How Compute Index turns live H100 prices into a market signal
The primary index is not a generic GPU average. It is a H100-focused market heat score built from live or availability-verified spot prices, provider-level medians, source confidence, and freshness gates.
What the score means
The 0-100 score measures H100 market heat. Lower scores indicate a buyer-friendlier market with softer prices or better supply. Higher scores indicate seller-friendlier conditions with rising prices, tighter supply, wider provider spreads, or weaker source health.
Buyer's market
Neutral-buyer
Neutral-seller
Seller's market
Component weights
What enters the spot index
- GPU class must resolve to H100-family inventory.
- Price must be normalized to USD per GPU-hour.
- Offer must be live or availability-verified for the primary spot tape.
- Rows must pass source-quality gates and freshness windows.
- Provider medians are computed before the global aggregate to reduce marketplace row-count bias.
What is excluded
- Hardcoded fallback rows.
- Unknown or unmatched GPU aliases.
- Stale rows outside provider freshness windows.
- Official list prices without verified current capacity.
- Quote-required or contact-sales rows without public spot availability.
Freshness windows
Freshness depends on the source type. Fast-moving marketplace APIs should refresh much more often than official catalog pages.

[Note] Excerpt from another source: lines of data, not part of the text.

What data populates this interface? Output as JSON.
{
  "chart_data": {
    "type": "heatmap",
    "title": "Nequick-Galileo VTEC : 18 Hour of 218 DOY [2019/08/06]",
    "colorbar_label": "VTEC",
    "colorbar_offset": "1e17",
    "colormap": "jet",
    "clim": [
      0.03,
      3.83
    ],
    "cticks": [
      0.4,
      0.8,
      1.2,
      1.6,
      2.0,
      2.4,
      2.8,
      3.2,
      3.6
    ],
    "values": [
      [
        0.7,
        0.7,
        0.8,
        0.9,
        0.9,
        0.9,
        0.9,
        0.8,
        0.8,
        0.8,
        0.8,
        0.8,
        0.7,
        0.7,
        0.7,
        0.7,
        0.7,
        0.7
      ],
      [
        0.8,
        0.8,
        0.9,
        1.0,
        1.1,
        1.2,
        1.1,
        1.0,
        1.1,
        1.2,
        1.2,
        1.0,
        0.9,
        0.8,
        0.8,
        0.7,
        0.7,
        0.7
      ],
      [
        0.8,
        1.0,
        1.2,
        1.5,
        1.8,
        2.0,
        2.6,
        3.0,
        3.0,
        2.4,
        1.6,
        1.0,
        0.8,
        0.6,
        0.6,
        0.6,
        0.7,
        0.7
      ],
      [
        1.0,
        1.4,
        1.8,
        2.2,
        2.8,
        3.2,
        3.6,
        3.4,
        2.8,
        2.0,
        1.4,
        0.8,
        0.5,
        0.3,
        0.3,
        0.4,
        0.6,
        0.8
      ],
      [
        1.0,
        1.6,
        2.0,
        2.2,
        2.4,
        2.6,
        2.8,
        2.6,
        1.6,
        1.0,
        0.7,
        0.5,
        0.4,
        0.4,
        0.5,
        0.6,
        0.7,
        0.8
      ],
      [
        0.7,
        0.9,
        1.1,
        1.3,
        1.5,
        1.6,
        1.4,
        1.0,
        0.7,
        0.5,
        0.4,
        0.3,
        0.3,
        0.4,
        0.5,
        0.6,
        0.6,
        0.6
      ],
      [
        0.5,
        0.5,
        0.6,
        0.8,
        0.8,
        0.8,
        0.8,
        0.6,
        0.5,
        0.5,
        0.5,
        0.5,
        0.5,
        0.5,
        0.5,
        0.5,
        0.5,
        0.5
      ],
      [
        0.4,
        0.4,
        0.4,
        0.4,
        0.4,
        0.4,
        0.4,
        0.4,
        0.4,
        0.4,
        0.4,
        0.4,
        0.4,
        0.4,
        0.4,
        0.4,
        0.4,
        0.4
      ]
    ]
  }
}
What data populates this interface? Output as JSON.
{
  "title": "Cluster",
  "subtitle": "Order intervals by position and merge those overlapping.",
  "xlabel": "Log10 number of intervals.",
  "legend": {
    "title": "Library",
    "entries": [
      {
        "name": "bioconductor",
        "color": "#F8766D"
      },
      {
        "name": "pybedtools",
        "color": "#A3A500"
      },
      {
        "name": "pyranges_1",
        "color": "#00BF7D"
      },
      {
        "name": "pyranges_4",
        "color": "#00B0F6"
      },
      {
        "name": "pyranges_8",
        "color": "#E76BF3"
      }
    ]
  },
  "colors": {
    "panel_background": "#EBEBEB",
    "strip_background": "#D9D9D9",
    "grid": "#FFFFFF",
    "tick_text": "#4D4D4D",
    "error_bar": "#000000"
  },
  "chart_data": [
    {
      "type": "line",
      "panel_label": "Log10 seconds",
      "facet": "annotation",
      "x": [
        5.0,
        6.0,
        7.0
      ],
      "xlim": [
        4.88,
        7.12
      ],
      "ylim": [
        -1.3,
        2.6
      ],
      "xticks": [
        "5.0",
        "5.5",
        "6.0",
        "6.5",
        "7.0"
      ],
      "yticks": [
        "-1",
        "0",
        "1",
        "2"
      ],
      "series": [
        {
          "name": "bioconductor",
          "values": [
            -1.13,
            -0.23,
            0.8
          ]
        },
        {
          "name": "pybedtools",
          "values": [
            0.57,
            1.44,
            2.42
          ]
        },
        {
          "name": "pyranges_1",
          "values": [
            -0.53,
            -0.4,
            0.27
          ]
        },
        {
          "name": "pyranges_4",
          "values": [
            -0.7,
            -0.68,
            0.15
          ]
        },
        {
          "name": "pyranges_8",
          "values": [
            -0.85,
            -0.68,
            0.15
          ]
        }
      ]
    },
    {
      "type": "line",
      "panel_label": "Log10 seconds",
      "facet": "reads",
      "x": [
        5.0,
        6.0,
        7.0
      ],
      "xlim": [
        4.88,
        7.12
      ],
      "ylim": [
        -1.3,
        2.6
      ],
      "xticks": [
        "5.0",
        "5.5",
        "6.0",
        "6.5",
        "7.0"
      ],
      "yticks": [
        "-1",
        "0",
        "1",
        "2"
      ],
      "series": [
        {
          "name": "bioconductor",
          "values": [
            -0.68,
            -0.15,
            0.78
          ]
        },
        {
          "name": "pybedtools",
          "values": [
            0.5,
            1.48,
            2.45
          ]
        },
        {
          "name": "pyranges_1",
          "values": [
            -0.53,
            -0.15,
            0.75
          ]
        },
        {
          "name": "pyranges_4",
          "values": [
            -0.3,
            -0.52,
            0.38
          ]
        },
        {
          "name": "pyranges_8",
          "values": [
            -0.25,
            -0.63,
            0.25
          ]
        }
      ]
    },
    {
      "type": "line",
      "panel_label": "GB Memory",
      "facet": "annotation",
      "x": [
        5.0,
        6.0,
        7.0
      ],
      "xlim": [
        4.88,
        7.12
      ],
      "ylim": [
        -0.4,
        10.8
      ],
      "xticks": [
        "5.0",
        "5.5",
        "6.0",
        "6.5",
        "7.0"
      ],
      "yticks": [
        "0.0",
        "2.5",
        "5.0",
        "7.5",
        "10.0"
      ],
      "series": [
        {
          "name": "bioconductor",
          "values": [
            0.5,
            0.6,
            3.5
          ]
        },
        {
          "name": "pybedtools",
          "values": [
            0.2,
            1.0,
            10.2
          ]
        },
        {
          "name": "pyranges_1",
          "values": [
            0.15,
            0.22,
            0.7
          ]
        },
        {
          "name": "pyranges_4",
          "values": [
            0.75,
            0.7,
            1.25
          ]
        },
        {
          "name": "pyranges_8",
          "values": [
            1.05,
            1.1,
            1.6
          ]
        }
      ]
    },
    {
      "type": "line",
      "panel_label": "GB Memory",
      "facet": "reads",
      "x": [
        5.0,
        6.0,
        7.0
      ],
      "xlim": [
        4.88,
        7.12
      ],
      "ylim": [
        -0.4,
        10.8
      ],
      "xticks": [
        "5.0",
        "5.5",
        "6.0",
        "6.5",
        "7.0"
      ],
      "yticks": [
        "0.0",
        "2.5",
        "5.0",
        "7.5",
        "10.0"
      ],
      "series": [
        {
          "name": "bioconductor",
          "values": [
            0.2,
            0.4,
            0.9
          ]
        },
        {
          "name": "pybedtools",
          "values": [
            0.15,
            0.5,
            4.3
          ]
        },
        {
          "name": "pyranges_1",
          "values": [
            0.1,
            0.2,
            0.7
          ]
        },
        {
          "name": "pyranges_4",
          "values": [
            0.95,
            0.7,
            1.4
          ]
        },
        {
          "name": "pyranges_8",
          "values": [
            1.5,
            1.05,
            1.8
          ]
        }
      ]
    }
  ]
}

stale after roughly 30 minutes
stale after roughly 24 hours
reference after roughly 7 days
always excluded from market aggregates
Current limitations
The index is optimized for public H100 spot-market visibility, not every private enterprise contract. Some providers expose only official list prices, contact-sales pricing, or limited capacity signals. Those rows are useful context, but they are visually and methodologically separated from the primary live spot index.